Wednesday, May 14, 2008

On a sunny day in Dublin...

...I am missing someone. I did not use to be that sort of person.

It's been an achy sort of day. I cabbed over from the Abbott to Number 31 this morning. It's another OH MY GOD, I'm staying HERE? YAY! sort of room. It's a beautiful, lovingly restored Georgian house & carriage house, with (literally) beautiful people answering the door and all your needs. They brought me coffee and homemade fruitcake when I checked in, and I'm told the breakfasts are legendary.

I sat down for a bit to collect myself and figure out how best to use the day. Two hours later...well, there was a bit of a nap in there...but I had my postcards written, taken care of various email business, and burned a CD of pre-show/intermission music for the short plays. (Not all women rockers; I have other things on my iTunes). Mostly women singer/songwriters. I want to go to the Hugh Lane Gallery, but I need to start out earlier in the day for that.

Then I wrote out postcards for friends and loved ones; I know we can talk to each other in an instant (and I did talk to my sweetie on the Skype), but I think there's nothing like getting a colorful picture with a foreign stamp in your actual mailbox.

Ordered some tickets for tonight's shows (The Countess and her Lesbians; Love Scenes) and noted with pleasure the good review for Carolyn Gage's play (The Countess) in the Irish Times.

And left the lovely room to walk across St. Stephen's Green for whatever.

I like this part of town; it's very different and much more posh than yesterday's neighborhood.
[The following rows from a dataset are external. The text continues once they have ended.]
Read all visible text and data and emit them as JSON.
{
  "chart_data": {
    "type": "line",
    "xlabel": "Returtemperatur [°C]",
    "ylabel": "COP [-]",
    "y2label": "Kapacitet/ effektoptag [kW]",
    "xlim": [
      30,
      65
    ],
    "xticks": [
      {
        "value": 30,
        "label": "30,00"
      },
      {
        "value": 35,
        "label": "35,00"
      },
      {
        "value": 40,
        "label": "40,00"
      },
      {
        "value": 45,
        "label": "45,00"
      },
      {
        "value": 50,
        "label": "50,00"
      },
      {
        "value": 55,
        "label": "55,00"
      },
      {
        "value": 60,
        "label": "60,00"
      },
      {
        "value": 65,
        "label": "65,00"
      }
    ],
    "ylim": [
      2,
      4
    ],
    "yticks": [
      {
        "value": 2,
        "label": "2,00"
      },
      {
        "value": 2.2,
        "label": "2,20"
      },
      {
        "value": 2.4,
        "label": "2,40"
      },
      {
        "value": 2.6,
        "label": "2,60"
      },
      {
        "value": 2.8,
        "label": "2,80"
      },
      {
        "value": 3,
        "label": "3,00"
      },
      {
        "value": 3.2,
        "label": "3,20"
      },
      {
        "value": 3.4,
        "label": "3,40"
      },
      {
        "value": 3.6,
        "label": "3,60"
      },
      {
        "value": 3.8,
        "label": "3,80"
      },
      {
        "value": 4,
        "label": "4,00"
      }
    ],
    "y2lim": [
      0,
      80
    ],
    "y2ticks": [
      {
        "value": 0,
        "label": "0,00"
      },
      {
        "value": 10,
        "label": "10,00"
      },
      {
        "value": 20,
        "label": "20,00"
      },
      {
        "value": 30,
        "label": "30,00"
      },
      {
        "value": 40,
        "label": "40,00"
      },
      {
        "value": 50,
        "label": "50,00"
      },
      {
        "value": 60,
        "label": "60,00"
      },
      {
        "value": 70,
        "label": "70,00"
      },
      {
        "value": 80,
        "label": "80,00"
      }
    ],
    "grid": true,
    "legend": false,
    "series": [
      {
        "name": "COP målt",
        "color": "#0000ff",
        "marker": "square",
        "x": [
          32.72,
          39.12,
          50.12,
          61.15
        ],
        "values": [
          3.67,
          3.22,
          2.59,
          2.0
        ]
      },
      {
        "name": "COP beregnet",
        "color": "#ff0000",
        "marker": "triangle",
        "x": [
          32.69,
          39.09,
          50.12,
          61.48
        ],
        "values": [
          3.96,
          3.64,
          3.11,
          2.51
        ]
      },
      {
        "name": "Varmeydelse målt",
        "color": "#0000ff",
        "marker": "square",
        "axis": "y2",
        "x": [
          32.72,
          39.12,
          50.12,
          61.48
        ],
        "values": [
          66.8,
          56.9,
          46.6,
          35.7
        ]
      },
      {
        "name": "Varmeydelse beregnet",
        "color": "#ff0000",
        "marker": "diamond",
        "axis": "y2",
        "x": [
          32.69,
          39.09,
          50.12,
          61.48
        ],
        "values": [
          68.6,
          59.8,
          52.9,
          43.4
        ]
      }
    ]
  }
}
Hotel hopping is exhausting, but it does give you a feel for a whole city, rather than just one neighborhood.

On my walk, I spotted a large magpie on a rock and reached for the camera and it flew away. Then I saw a Buddhist monk in saffron robes sitting across the way, and the sun was shining on the fountain's waters and it was a lovely picture. So I pulled out the camera and took it. Continued on my way to the other side of the park, and in a block or so spotted a postbox and went to pull out my postcards. They were gone. Had I dropped them when I took the picture? Or even before? Maybe they are back at the hotel, but I doubt it, as I remember putting them in my bag.

And I wanted to cry. And I realized I'm only halfway through the trip, and I miss my home like crazy. Not my apartment (if you've been there, you know it's not that much to get worked up about), but the person who makes it a home, who is not with me here, who is at home taking care of our little creatures. And for a couple of days keeping baby raccoons in the bathroom. But they are gone now, and I am still across the ocean.

I used to just leave and shut the door and not even think of things I left behind until I unlocked the door again. (Wrote some pretty good stuff along those themes, too). And I'd drop into a town without knowing where I'd stay, and take the bus tour, and happily tootle along on my own for days on end, as long as I could get away with it.

And now I sleep in luxurious beds...on my usual side, guiltily taking all the pillows , half-expecting to have them pulled away, along with the cover at some point during the night. I know exactly how we fit together when we spoon, and where my arms fit around her shoulders, and hers around my waist.

I'll be fine in a minute or an hour. I'll walk and see something interesting, and I'm going to like both the plays, and catch up with the others afterward, and give out more flyers, and talk Paul into coming to the (very nice) dinner I'm invited to tomorrow. And work and plan and be the mind that never stops.

But right now, I'm homesick. I never used to be, but that's because I didn't have a home.